Cannot run `tumble(ext_stream, 1d)` on external stream, DB::Exception: This input format is only suitable for streams with a single column of type String but the number of columns is 3. (BAD_ARGUMENTS)
Describe what's wrong
Use case, I want to check the number of messages every day in the Kafka topic. I created an external stream for the topic, then want to run the tumble window with time rewind
SELECT window_start, count() FROM tumble(ext_stream,1d) where _tp_time>earliest_ts() group by window_start
Got error
Received exception from server (version 1.5.4): Code: 36. DB::Exception: Received from localhost:8463. DB::Exception: This input format is only suitable for streams with a single column of type String but the number of columns is 3. (BAD_ARGUMENTS)
Using the virtual column in the tumble window has the same error
SELECT window_start, count() FROM tumble(ext_stream,_tp_time,1d) where _tp_time>earliest_ts() group by window_start
One workaround is to create a subquery
with cte as (select _tp_time,raw from ext_stream settings seek_to='earliest')

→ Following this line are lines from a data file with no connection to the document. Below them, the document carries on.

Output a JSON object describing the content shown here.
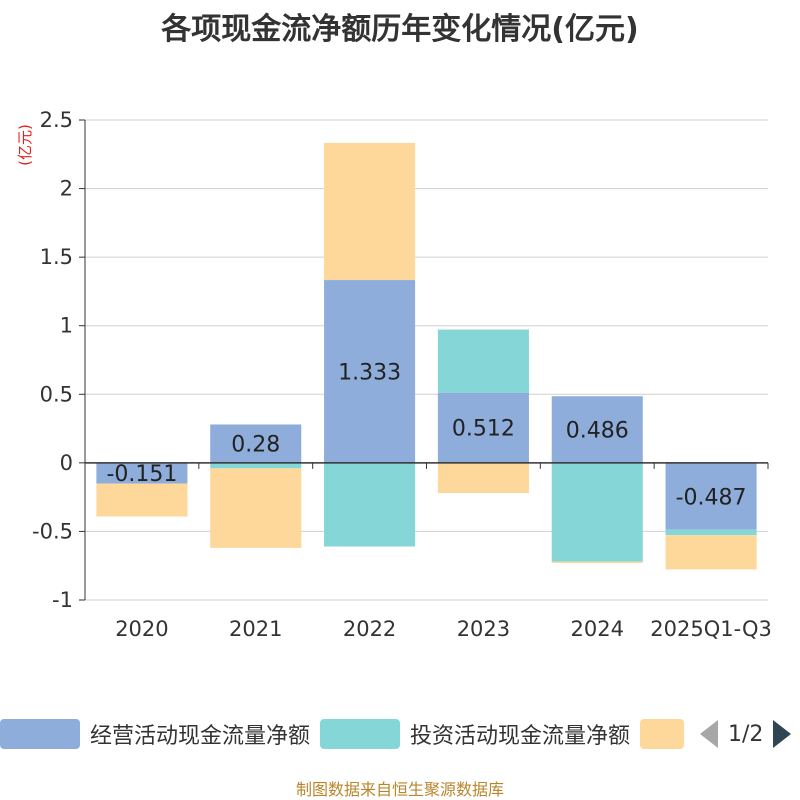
{
  "chart_data": {
    "type": "bar",
    "stacked": true,
    "title": "各项现金流净额历年变化情况(亿元)",
    "ylabel": "(亿元)",
    "xlabel": "",
    "ylim": [
      -1,
      2.5
    ],
    "yticks": [
      2.5,
      2,
      1.5,
      1,
      0.5,
      0,
      -0.5,
      -1
    ],
    "ytick_labels": [
      "2.5",
      "2",
      "1.5",
      "1",
      "0.5",
      "0",
      "-0.5",
      "-1"
    ],
    "categories": [
      "2020",
      "2021",
      "2022",
      "2023",
      "2024",
      "2025Q1-Q3"
    ],
    "series": [
      {
        "name": "经营活动现金流量净额",
        "color": "#8eadda",
        "values": [
          -0.151,
          0.28,
          1.333,
          0.512,
          0.486,
          -0.487
        ],
        "data_labels": [
          "-0.151",
          "0.28",
          "1.333",
          "0.512",
          "0.486",
          "-0.487"
        ]
      },
      {
        "name": "投资活动现金流量净额",
        "color": "#84d7d6",
        "values": [
          0,
          -0.04,
          -0.61,
          0.46,
          -0.72,
          -0.04
        ]
      },
      {
        "name": "",
        "color": "#fed89a",
        "values": [
          -0.24,
          -0.58,
          1.0,
          -0.22,
          -0.01,
          -0.25
        ]
      }
    ],
    "legend": {
      "placement": "bottom",
      "page_label": "1/2"
    }
  },
  "source_note": "制图数据来自恒生聚源数据库"
}
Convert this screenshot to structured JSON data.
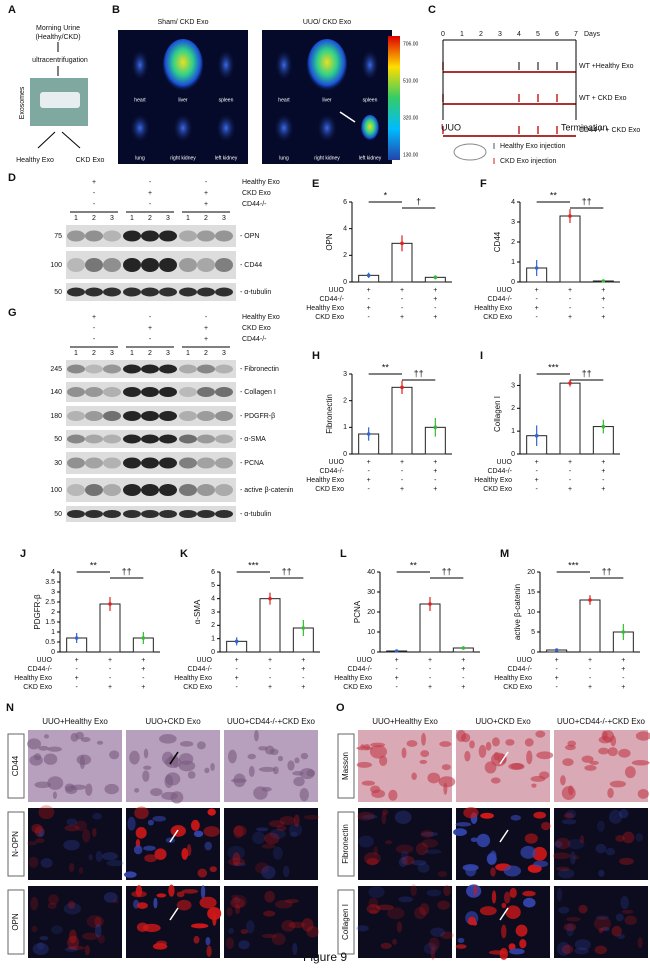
{
  "A": {
    "label": "A",
    "urine": [
      "Morning Urine",
      "(Healthy/CKD)"
    ],
    "step": "ultracentrifugation",
    "side": "Exosomes",
    "outputs": [
      "Healthy Exo",
      "CKD Exo"
    ]
  },
  "B": {
    "label": "B",
    "groups": [
      "Sham/ CKD Exo",
      "UUO/ CKD Exo"
    ],
    "organs": [
      "heart",
      "liver",
      "spleen",
      "lung",
      "right kidney",
      "left kidney"
    ],
    "scale": [
      "706.00",
      "510.00",
      "320.00",
      "130.00"
    ]
  },
  "C": {
    "label": "C",
    "days": [
      "0",
      "1",
      "2",
      "3",
      "4",
      "5",
      "6",
      "7"
    ],
    "days_unit": "Days",
    "groups": [
      "WT +Healthy Exo",
      "WT + CKD Exo",
      "CD44-/- + CKD Exo"
    ],
    "start": "UUO",
    "end": "Termination",
    "legend": [
      "Healthy Exo injection",
      "CKD Exo injection"
    ]
  },
  "D": {
    "label": "D",
    "markers": [
      {
        "mw": "75",
        "name": "- OPN"
      },
      {
        "mw": "100",
        "name": "- CD44"
      },
      {
        "mw": "50",
        "name": "- α-tubulin"
      }
    ]
  },
  "G": {
    "label": "G",
    "markers": [
      {
        "mw": "245",
        "name": "- Fibronectin"
      },
      {
        "mw": "140",
        "name": "- Collagen I"
      },
      {
        "mw": "180",
        "name": "- PDGFR-β"
      },
      {
        "mw": "50",
        "name": "- α-SMA"
      },
      {
        "mw": "30",
        "name": "- PCNA"
      },
      {
        "mw": "100",
        "name": "- active β-catenin"
      },
      {
        "mw": "50",
        "name": "- α-tubulin"
      }
    ]
  },
  "blot_conditions": {
    "labels": [
      "Healthy Exo",
      "CKD Exo",
      "CD44-/-"
    ],
    "signs": [
      [
        "+",
        "-",
        "-"
      ],
      [
        "-",
        "+",
        "+"
      ],
      [
        "-",
        "-",
        "+"
      ]
    ],
    "lanes": [
      "1",
      "2",
      "3"
    ]
  },
  "charts": [
    {
      "label": "E",
      "ylabel": "OPN",
      "ylim": [
        0,
        6
      ],
      "yticks": [
        0,
        2,
        4,
        6
      ],
      "values": [
        0.5,
        2.9,
        0.35
      ],
      "errors": [
        0.2,
        0.6,
        0.15
      ],
      "significance": [
        "*",
        "†"
      ]
    },
    {
      "label": "F",
      "ylabel": "CD44",
      "ylim": [
        0,
        4
      ],
      "yticks": [
        0,
        1,
        2,
        3,
        4
      ],
      "values": [
        0.7,
        3.3,
        0.05
      ],
      "errors": [
        0.4,
        0.35,
        0.05
      ],
      "significance": [
        "**",
        "††"
      ]
    },
    {
      "label": "H",
      "ylabel": "Fibronectin",
      "ylim": [
        0,
        3
      ],
      "yticks": [
        0,
        1,
        2,
        3
      ],
      "values": [
        0.75,
        2.5,
        1.0
      ],
      "errors": [
        0.25,
        0.25,
        0.35
      ],
      "significance": [
        "**",
        "††"
      ]
    },
    {
      "label": "I",
      "ylabel": "Collagen I",
      "ylim": [
        0,
        3.5
      ],
      "yticks": [
        0,
        1,
        2,
        3
      ],
      "values": [
        0.8,
        3.1,
        1.2
      ],
      "errors": [
        0.45,
        0.15,
        0.3
      ],
      "significance": [
        "***",
        "††"
      ]
    },
    {
      "label": "J",
      "ylabel": "PDGFR-β",
      "ylim": [
        0,
        4
      ],
      "yticks": [
        0,
        0.5,
        1,
        1.5,
        2,
        2.5,
        3,
        3.5,
        4
      ],
      "values": [
        0.7,
        2.4,
        0.7
      ],
      "errors": [
        0.25,
        0.35,
        0.3
      ],
      "significance": [
        "**",
        "††"
      ]
    },
    {
      "label": "K",
      "ylabel": "α-SMA",
      "ylim": [
        0,
        6
      ],
      "yticks": [
        0,
        1,
        2,
        3,
        4,
        5,
        6
      ],
      "values": [
        0.8,
        4,
        1.8
      ],
      "errors": [
        0.3,
        0.45,
        0.6
      ],
      "significance": [
        "***",
        "††"
      ]
    },
    {
      "label": "L",
      "ylabel": "PCNA",
      "ylim": [
        0,
        40
      ],
      "yticks": [
        0,
        10,
        20,
        30,
        40
      ],
      "values": [
        0.5,
        24,
        2
      ],
      "errors": [
        0.3,
        3.5,
        0.8
      ],
      "significance": [
        "**",
        "††"
      ]
    },
    {
      "label": "M",
      "ylabel": "active β-catenin",
      "ylim": [
        0,
        20
      ],
      "yticks": [
        0,
        5,
        10,
        15,
        20
      ],
      "values": [
        0.5,
        13,
        5
      ],
      "errors": [
        0.3,
        1.2,
        2
      ],
      "significance": [
        "***",
        "††"
      ]
    }
  ],
  "conditions": {
    "labels": [
      "UUO",
      "CD44-/-",
      "Healthy Exo",
      "CKD Exo"
    ],
    "signs": [
      [
        "+",
        "+",
        "+"
      ],
      [
        "-",
        "-",
        "+"
      ],
      [
        "+",
        "-",
        "-"
      ],
      [
        "-",
        "+",
        "+"
      ]
    ]
  },
  "N": {
    "label": "N",
    "columns": [
      "UUO+Healthy Exo",
      "UUO+CKD Exo",
      "UUO+CD44-/-+CKD Exo"
    ],
    "rows": [
      "CD44",
      "N-OPN",
      "OPN"
    ]
  },
  "O": {
    "label": "O",
    "columns": [
      "UUO+Healthy Exo",
      "UUO+CKD Exo",
      "UUO+CD44-/-+CKD Exo"
    ],
    "rows": [
      "Masson",
      "Fibronectin",
      "Collagen I"
    ]
  },
  "caption": "Figure 9"
}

SELECT window_start, count() FROM tumble(cte,1d) group by window_start
But this is anti-intuition.
The issue for the error message
- What is "This input format"? Why applying
tumblefunction will create a input format? - "a single column of type String", should be
string, notString - "only suitable for streams with a single column of type String but the number of columns is 3" I think the message swapped the object. Could be the opposite: "This input format is only suitable for streams with the number of columns is 3 but we got a single column of type String"
This can be reproduced in latest Proton 1.5.4.
@zliang-min may you hep take a look ? Thanks
@jovezhong could you show create to share the stream definition ?
I shared the DDL on our slack, since it contains sensitive info, such as password. Any local Kafka should work too
(Jove Github Bot) assuming it is not done, deferred this ticket to the next sprint.